A crash in a NIF circumvents the entire supervisor architecture that makes failing fast work well in Erlang/Elixir. The idea is that a crash never pulls down the entire thing, only the parts that are directly connected. So in the original telecommunication use case, you'd happily fail a single call if something unexpected happens, but that never should take down the entire telecom switch and all other calls with it.
A bad NIF crashes the entire VM and breaks the Erlang/Elixir model of failure handling, so you really should not put code that crashes in there.
Yes mostly; when you get a failed allocation, for the most part there is nothing reasonable to do other than make a nice crash dump. Especially from the point of view of a language/toolkit.
As a operator/user, you can certainly write some code to scan for large processes, and kill them; with a fair bit of success, but that's not a great thing for the toolkit to do, it doesn't have a good way to tell what's too big or what's intended.
Nowadays in Erlang you can set a memory limit per process[1], ensuring they get killed if they try to allocate more. Of course you still have to estimate how much is reasonable which isn’t always obvious...
Actually, that's not exactly what Joe Armstrong envisioned when he created Erlang, the system.
If you read his 2003[1] thesis, at page 36 he quotes a paper from Jim Gray (who worked at Tandem computers and was a Turing award winner)

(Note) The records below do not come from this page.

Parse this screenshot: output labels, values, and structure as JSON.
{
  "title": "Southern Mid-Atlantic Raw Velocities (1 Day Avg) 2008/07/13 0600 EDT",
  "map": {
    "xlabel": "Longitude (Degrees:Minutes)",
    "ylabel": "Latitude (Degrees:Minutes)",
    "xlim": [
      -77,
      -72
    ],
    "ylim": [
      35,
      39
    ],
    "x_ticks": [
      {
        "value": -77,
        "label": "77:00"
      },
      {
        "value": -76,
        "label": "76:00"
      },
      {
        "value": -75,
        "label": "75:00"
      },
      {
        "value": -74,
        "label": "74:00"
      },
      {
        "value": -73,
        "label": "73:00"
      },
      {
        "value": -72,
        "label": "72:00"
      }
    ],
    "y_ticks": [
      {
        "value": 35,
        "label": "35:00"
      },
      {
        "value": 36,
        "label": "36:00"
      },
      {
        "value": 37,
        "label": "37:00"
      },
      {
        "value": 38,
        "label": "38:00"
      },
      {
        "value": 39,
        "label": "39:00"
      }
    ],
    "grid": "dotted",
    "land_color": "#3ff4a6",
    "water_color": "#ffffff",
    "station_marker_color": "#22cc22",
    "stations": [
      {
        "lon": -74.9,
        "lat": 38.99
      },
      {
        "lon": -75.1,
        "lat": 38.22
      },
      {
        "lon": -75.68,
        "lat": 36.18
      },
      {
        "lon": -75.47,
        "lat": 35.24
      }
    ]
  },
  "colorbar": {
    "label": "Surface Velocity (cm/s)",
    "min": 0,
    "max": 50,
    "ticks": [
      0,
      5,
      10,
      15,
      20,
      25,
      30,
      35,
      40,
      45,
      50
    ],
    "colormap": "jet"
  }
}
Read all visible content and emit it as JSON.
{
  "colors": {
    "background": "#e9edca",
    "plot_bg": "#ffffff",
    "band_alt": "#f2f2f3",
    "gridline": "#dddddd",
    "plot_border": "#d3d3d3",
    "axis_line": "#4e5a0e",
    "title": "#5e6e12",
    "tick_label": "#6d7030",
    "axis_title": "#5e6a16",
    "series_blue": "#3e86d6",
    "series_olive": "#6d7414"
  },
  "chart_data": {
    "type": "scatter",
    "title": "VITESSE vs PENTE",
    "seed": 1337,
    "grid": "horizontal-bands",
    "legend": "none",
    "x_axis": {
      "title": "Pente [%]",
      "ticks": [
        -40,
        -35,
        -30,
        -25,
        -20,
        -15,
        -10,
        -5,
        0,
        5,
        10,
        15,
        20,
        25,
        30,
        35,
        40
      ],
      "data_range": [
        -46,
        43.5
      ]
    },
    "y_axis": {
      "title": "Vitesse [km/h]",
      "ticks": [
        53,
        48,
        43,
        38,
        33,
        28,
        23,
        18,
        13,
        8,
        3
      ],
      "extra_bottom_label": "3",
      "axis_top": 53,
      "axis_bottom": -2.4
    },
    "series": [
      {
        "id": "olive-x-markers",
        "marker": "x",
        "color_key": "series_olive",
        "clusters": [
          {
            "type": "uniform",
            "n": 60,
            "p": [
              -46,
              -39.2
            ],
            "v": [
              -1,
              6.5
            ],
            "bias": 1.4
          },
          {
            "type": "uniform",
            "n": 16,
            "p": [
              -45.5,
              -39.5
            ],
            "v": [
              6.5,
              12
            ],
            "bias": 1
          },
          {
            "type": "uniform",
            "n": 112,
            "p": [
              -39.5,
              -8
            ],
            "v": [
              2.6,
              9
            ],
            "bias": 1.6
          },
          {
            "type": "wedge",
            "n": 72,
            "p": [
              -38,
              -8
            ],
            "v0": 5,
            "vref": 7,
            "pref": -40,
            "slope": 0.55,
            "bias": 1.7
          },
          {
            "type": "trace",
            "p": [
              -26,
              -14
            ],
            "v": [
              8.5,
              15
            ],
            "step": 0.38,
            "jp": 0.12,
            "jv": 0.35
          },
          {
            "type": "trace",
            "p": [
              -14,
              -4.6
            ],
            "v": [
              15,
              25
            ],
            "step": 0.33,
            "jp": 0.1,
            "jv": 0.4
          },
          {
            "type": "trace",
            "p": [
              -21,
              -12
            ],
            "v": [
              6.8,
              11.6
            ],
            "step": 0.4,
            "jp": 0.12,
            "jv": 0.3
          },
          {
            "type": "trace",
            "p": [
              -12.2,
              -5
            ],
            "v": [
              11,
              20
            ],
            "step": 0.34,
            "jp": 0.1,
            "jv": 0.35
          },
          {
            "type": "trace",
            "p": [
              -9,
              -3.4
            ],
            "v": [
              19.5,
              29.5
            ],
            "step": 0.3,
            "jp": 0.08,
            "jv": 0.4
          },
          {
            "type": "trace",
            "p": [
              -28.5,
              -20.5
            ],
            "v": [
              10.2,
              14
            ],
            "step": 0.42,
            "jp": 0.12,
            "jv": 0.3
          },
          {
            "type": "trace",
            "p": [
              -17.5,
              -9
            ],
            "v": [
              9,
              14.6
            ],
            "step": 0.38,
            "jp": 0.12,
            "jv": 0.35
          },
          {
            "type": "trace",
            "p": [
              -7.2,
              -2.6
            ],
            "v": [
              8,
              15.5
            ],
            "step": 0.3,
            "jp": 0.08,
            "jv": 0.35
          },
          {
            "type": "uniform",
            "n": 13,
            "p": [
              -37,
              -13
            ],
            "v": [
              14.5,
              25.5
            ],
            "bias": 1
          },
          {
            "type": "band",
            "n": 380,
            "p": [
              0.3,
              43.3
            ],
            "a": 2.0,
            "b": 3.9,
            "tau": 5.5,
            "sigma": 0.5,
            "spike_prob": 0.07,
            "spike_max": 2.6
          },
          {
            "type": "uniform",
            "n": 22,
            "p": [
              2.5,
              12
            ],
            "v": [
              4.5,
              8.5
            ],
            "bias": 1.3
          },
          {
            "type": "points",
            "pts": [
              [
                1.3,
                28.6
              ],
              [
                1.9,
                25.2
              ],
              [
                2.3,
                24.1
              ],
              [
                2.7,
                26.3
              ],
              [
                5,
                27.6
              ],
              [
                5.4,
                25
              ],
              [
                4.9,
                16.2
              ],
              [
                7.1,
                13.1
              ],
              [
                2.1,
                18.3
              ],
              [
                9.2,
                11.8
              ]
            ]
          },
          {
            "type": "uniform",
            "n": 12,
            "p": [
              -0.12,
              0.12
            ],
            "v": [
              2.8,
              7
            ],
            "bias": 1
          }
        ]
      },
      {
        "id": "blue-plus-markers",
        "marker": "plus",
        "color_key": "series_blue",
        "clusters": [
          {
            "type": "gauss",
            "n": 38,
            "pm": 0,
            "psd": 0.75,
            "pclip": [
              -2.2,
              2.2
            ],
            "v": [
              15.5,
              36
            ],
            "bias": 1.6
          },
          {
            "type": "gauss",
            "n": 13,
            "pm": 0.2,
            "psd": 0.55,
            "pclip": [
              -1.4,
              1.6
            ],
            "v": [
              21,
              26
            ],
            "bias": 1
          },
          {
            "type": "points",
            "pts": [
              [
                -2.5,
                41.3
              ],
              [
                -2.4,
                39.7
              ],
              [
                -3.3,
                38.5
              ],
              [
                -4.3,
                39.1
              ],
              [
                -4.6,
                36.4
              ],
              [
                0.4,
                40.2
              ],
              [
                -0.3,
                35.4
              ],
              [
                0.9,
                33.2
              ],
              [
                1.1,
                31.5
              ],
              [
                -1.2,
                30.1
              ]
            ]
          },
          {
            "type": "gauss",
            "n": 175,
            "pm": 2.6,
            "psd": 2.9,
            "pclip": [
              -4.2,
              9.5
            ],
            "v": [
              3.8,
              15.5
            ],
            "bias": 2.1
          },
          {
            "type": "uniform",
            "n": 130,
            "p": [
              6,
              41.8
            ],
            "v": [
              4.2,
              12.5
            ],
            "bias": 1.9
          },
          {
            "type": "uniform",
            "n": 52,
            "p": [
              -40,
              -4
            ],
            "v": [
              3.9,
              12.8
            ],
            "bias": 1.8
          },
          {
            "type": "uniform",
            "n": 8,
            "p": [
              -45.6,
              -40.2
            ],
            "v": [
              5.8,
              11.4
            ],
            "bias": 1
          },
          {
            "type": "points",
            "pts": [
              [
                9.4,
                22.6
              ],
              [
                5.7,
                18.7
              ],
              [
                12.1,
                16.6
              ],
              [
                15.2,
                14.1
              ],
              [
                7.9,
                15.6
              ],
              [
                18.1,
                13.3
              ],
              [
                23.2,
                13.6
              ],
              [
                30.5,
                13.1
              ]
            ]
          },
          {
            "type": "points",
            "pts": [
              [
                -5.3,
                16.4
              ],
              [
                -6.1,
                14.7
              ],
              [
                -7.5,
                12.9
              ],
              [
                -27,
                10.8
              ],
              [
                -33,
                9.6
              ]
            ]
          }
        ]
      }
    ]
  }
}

Although compiler checking and exception handling provided by programming languages are real assets, history seems to have favored the run-time checks plus the process approach to fault-containment. It has the virtue of simplicity—if a process or its processor misbehaves, stop it
and the on page 37
The idea of “fail-fast” modules is mirrored in our guidelines for programming where we say that processes should only do when they are supposed to do according to the specification, otherwise they should crash.
and then on page 40
Error handling is non-local.
When we make a fault-tolerant system we need at least two physically separated computers. Using a single computer will not work, if it crashes, all is lost. The simplest fault-tolerant system we can imagine has exactly two computers, if one computer crashes, then the other computer should take over what the first computer was doing. In this simple situation even the software for fault-recovery must be non-local; the error occurs on the first machine, but is corrected by software running on the second machine.
So actually the VM crash is a signal: something's gone really bad, don't even try to recover, just let it die and let some other non-local process take over (the OS, some `forever` like script, a process on another machine...).
A bad NIF crashes the entire VM and breaks the Erlang/Elixir model of failure handling, so you really should not put code that crashes in there.